As of Friday, the casino-resort town was still planning for the event, according to the Mayor's Office and the Atlantic City Polar Bear Club's Michael Kahlenberg.

The high at the Shore is expected to only reach 21 degrees on Monday, the National Weather Service says. On Friday, the ocean temperature was just below 40 degrees, according to the National Centers for Environmental Information.

Kahlenberg, who has run the Atlantic City event for 30 years, said he wasn't concerned by the forecast.

"I'll be perfectly honest, the majority of people who go, they run in to their ankles. They scream and holler, and they run out," Kahlenberg said. "The event starts at 12 o'clock and ends at 12:01."

Atlantic City's plunge usually draws 250 to 400 participants, from ages 6 to 80. But with other towns canceling or postponing, "we could do better," Kahlenberg said.

Folks who usually take part in other towns' plunges have already called Kahlenberg to inquire about Atlantic City's, he said. Since people can register until Monday, he said, he does not know how many will come out this year.

As for emergency personnel, Atlantic City Fire Chief Scott Evans said the department was planning for business as usual, with about a dozen firefighters, police, and EMS workers on hand.

"For Atlantic City," Evans said, "this is not a big event."

And, compared to other plunges, it is relatively tame, with not as many outdoor pre- and post-plunge festivities as some other towns such as Margate.

"Atlantic City doesn't have the tailgating," Evans said. "It doesn't have the beach party."

In A.C., participants stay inside the Landshark Bar & Grill until about 10 minutes beforehand, run into the ocean for maybe 30 seconds, and then dash back into the bar, Evans said.

Plus, most people don't fully submerge themselves in the ocean, he said.

"That's one of the biggest dangers -– putting your head underwater and getting that cold shock," Evans said.

This year's event isn't for everyone, he cautioned. Evans said he advised small children and the elderly to sit out this year's plunge. Those with medical problems – particularly heart, blood pressure, or mental-health conditions – also should not run into the cold water, Evans said.

Both he and Kahlenberg said there has never been a serious medical emergency at their city's plunge. And, Kahlenberg said, "we've gone in with conditions as bad."

Evans doesn't anticipate the weather's having a negative effect on turnout. Once it reaches a certain temperature, he said, it just feels cold.

"Whether it's 30 degrees or 5 degrees," Evans said, "you're going to go down to do your traditional New Year's dip."

While Ventnor and Ocean City have not rescheduled their plunges, the nonprofit Brigantine Polar Bears now plans to hold its ocean challenge on Jan. 13. Robert's Place, the local bar/restaurant that sponsors the Margate event, is aiming for Jan. 7.

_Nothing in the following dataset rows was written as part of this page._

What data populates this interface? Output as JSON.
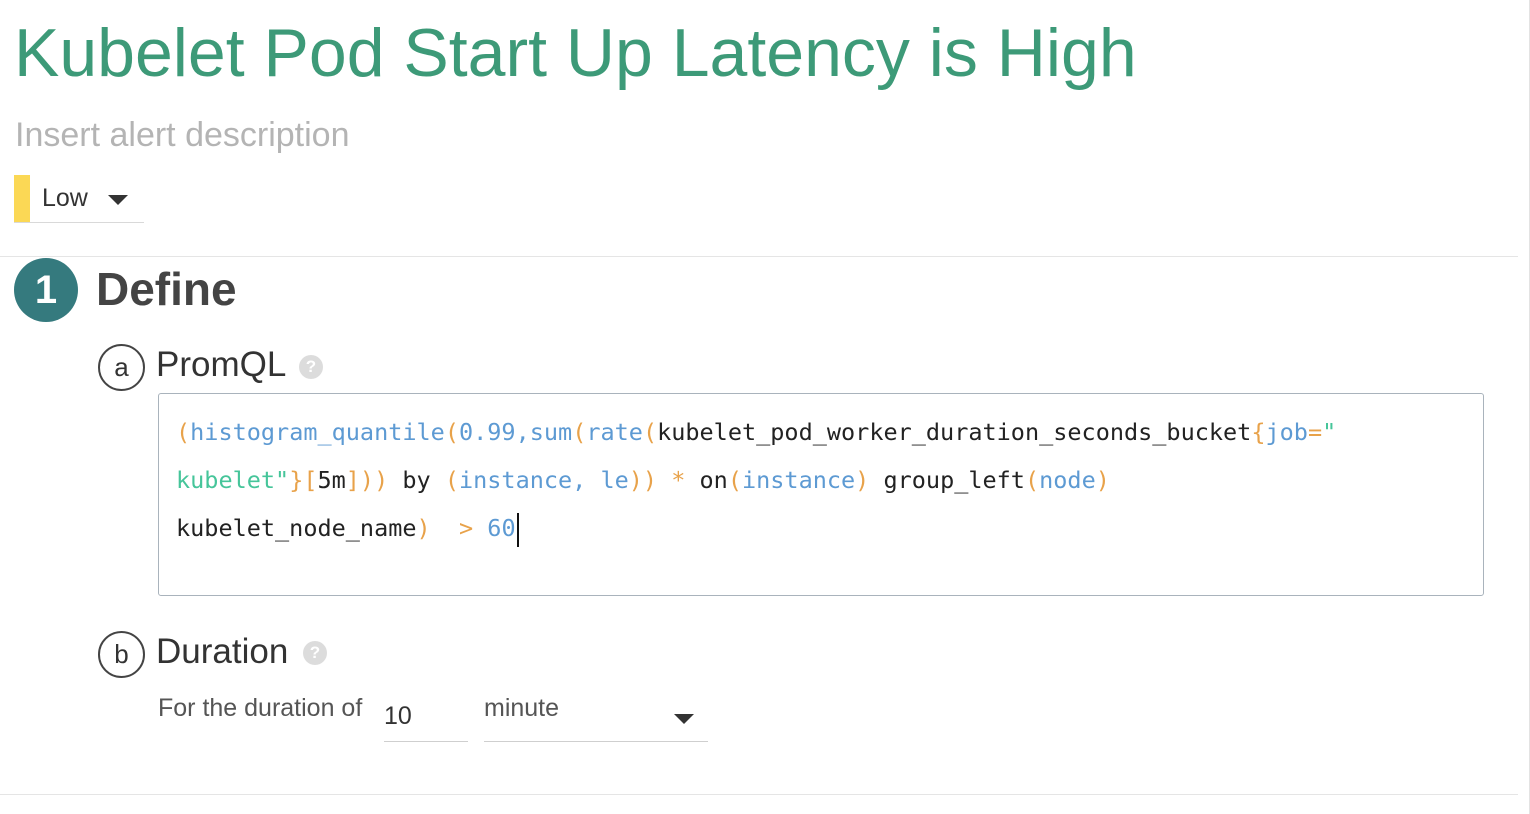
{
  "alert": {
    "title": "Kubelet Pod Start Up Latency is High",
    "description_placeholder": "Insert alert description",
    "severity": {
      "label": "Low",
      "color": "#fbd855"
    }
  },
  "define": {
    "step_number": "1",
    "title": "Define",
    "promql": {
      "letter": "a",
      "title": "PromQL",
      "help": "?",
      "lines": [
        [
          {
            "t": "(",
            "c": "p"
          },
          {
            "t": "histogram_quantile",
            "c": "fn"
          },
          {
            "t": "(",
            "c": "p"
          },
          {
            "t": "0.99",
            "c": "num"
          },
          {
            "t": ",",
            "c": "fn"
          },
          {
            "t": "sum",
            "c": "fn"
          },
          {
            "t": "(",
            "c": "p"
          },
          {
            "t": "rate",
            "c": "fn"
          },
          {
            "t": "(",
            "c": "p"
          },
          {
            "t": "kubelet_pod_worker_duration_seconds_bucket",
            "c": ""
          },
          {
            "t": "{",
            "c": "p"
          },
          {
            "t": "job",
            "c": "fn"
          },
          {
            "t": "=",
            "c": "p"
          },
          {
            "t": "\"",
            "c": "str"
          }
        ],
        [
          {
            "t": "kubelet\"",
            "c": "str"
          },
          {
            "t": "}[",
            "c": "p"
          },
          {
            "t": "5m",
            "c": ""
          },
          {
            "t": "]))",
            "c": "p"
          },
          {
            "t": " by ",
            "c": ""
          },
          {
            "t": "(",
            "c": "p"
          },
          {
            "t": "instance, le",
            "c": "fn"
          },
          {
            "t": "))",
            "c": "p"
          },
          {
            "t": " ",
            "c": ""
          },
          {
            "t": "*",
            "c": "p"
          },
          {
            "t": " on",
            "c": ""
          },
          {
            "t": "(",
            "c": "p"
          },
          {
            "t": "instance",
            "c": "fn"
          },
          {
            "t": ")",
            "c": "p"
          },
          {
            "t": " group_left",
            "c": ""
          },
          {
            "t": "(",
            "c": "p"
          },
          {
            "t": "node",
            "c": "fn"
          },
          {
            "t": ")",
            "c": "p"
          }
        ],
        [
          {
            "t": "kubelet_node_name",
            "c": ""
          },
          {
            "t": ")",
            "c": "p"
          },
          {
            "t": "  ",
            "c": ""
          },
          {
            "t": ">",
            "c": "p"
          },
          {
            "t": " ",
            "c": ""
          },
          {
            "t": "60",
            "c": "num"
          }
        ]
      ]
    },
    "duration": {
      "letter": "b",
      "title": "Duration",
      "help": "?",
      "label": "For the duration of",
      "value": "10",
      "unit": "minute"
    }
  }
}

Robert Sutor, whose father owns Robert's Place, said no one has experienced a medical emergency at Margate's plunge since it began in 1993. They canceled in part, he said, because they didn't want to break that streak. "God forbid something bad happens," Sutor said, "that wouldn't be fun."

Robert's Place still will hold a New Year's Day party, he said, but it won't involve any sanctioned runs into the ocean.